Tiger, for all his faults, is a fighter like Rocky Balboa; a man with guts, determination, courage, resilience and a burning desire to succeed.
At 41 years old, wracked with pain from multiple injuries, his golf game in shambolic, humiliating tatters, and with his private life a scandalous fiasco, the easy thing for Tiger to do would have been to quit.
He didn’t need the money, or the physical pain, and he certainly didn’t need the endless mockery.
That he chose to fight on, and win again, is a stunning testimony to his strength of character.
It’s also a remarkably powerful message to every snowflake out there that moan life’s being so unfair to them.
As Rocky so rightly said, life IS unfair.
It’s tough, and can be nasty.
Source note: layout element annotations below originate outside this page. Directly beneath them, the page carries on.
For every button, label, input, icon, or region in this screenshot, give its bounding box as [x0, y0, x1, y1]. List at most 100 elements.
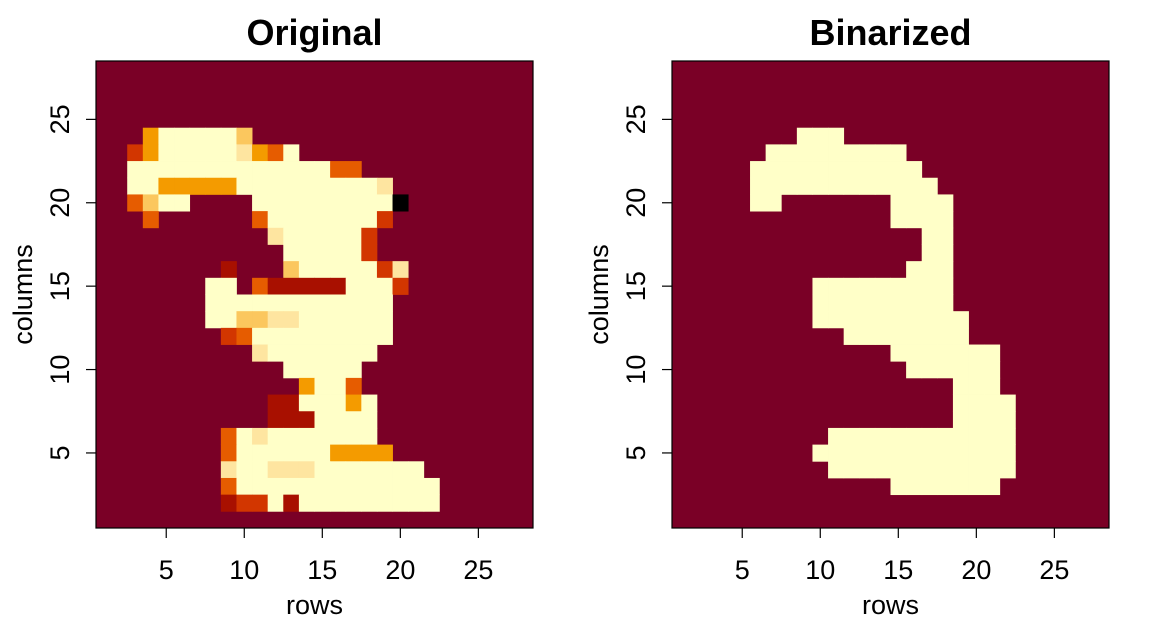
heatmap-cell	[205, 277, 222, 295]
heatmap-cell	[330, 461, 347, 479]
heatmap-cell	[267, 327, 284, 345]
heatmap-cell	[796, 127, 813, 145]
heatmap-cell	[283, 394, 300, 412]
heatmap-cell	[283, 344, 300, 362]
x-tick-label: 15	[307, 555, 337, 585]
heatmap-cell	[843, 444, 860, 462]
x-tick-label: 5	[159, 555, 174, 585]
heatmap-cell	[937, 194, 954, 212]
heatmap-cell	[937, 277, 954, 295]
heatmap-cell	[252, 444, 269, 462]
x-tick-label: 10	[229, 555, 259, 585]
heatmap-cell	[921, 277, 938, 295]
heatmap-cell	[314, 377, 331, 395]
heatmap-cell	[220, 494, 237, 512]
heatmap-cell	[906, 427, 923, 446]
heatmap-cell	[796, 177, 813, 195]
heatmap-cell	[345, 494, 362, 512]
heatmap-cell	[765, 194, 782, 212]
heatmap-cell	[267, 411, 284, 429]
heatmap-cell	[174, 127, 191, 145]
heatmap-cell	[376, 194, 393, 212]
heatmap-cell	[236, 427, 253, 446]
heatmap-cell	[812, 311, 829, 329]
heatmap-cell	[952, 377, 969, 395]
heatmap-cell	[376, 261, 393, 279]
y-axis-label: columns	[584, 244, 614, 345]
heatmap-cell	[874, 444, 891, 462]
heatmap-cell	[314, 477, 331, 496]
heatmap-cell	[174, 194, 191, 212]
heatmap-cell	[828, 461, 845, 479]
heatmap-cell	[205, 144, 222, 162]
heatmap-cell	[843, 144, 860, 162]
heatmap-cell	[314, 261, 331, 279]
heatmap-cell	[843, 461, 860, 479]
heatmap-cell	[345, 311, 362, 329]
heatmap-cell	[314, 244, 331, 262]
heatmap-cell	[890, 477, 907, 496]
heatmap-cell	[189, 144, 206, 162]
heatmap-cell	[984, 361, 1001, 379]
heatmap-cell	[361, 427, 378, 446]
heatmap-cell	[283, 277, 300, 295]
heatmap-cell	[874, 461, 891, 479]
heatmap-cell	[361, 394, 378, 412]
heatmap-cell	[314, 177, 331, 195]
heatmap-cell	[252, 194, 269, 212]
heatmap-cell	[361, 277, 378, 295]
heatmap-cell	[984, 344, 1001, 362]
heatmap-cell	[921, 311, 938, 329]
heatmap-cell	[252, 311, 269, 329]
heatmap-cell	[921, 294, 938, 312]
heatmap-cell	[220, 161, 237, 179]
heatmap-cell	[376, 327, 393, 345]
heatmap-cell	[952, 361, 969, 379]
heatmap-cell	[392, 461, 409, 479]
heatmap-cell	[283, 161, 300, 179]
heatmap-cell	[921, 194, 938, 212]
heatmap-cell	[220, 461, 237, 479]
heatmap-cell	[252, 144, 269, 162]
heatmap-cell	[890, 194, 907, 212]
heatmap-cell	[220, 144, 237, 162]
heatmap-cell	[968, 377, 985, 395]
heatmap-cell	[267, 194, 284, 212]
heatmap-cell	[937, 461, 954, 479]
heatmap-cell	[220, 444, 237, 462]
heatmap-cell	[142, 211, 159, 229]
heatmap-cell	[968, 344, 985, 362]
heatmap-cell	[392, 494, 409, 512]
heatmap-cell	[174, 177, 191, 195]
heatmap-cell	[330, 494, 347, 512]
heatmap-cell	[236, 144, 253, 162]
heatmap-cell	[220, 427, 237, 446]
heatmap-cell	[283, 427, 300, 446]
heatmap-cell	[952, 327, 969, 345]
heatmap-cell	[828, 294, 845, 312]
heatmap-cell	[174, 161, 191, 179]
heatmap-cell	[220, 327, 237, 345]
heatmap-cell	[874, 294, 891, 312]
heatmap-cell	[812, 294, 829, 312]
heatmap-cell	[361, 444, 378, 462]
heatmap-cell	[330, 477, 347, 496]
heatmap-cell	[267, 161, 284, 179]
heatmap-cell	[345, 344, 362, 362]
heatmap-cell	[859, 161, 876, 179]
heatmap-cell	[345, 377, 362, 395]
heatmap-cell	[765, 177, 782, 195]
heatmap-cell	[345, 211, 362, 229]
heatmap-cell	[781, 161, 798, 179]
heatmap-cell	[236, 477, 253, 496]
heatmap-cell	[921, 244, 938, 262]
y-tick-label: 5	[621, 445, 651, 460]
heatmap-cell	[859, 427, 876, 446]
heatmap-cell	[174, 144, 191, 162]
heatmap-cell	[267, 211, 284, 229]
heatmap-cell	[984, 394, 1001, 412]
heatmap-cell	[330, 444, 347, 462]
x-axis-label: rows	[286, 590, 343, 620]
heatmap-cell	[127, 177, 144, 195]
heatmap-cell	[859, 177, 876, 195]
Bad stuff will happen to all of us that can feel utterly suffocating.
You’ll feel like giving up.
Tiger certainly did at one stage.
But he didn’t.
He got up, dusted himself down, and powered on.
Tiger Woods is not everyone’s idea of a role model, for good reason; he’s self-evidently been flawed human being.
But last night, he showed the world what being a winner in life really entails: it means not blaming others for your own problems, and it means never giving up.
1 comment:
I like a good come back story. I think I'll buy my grandson a Tiger Woods hat today.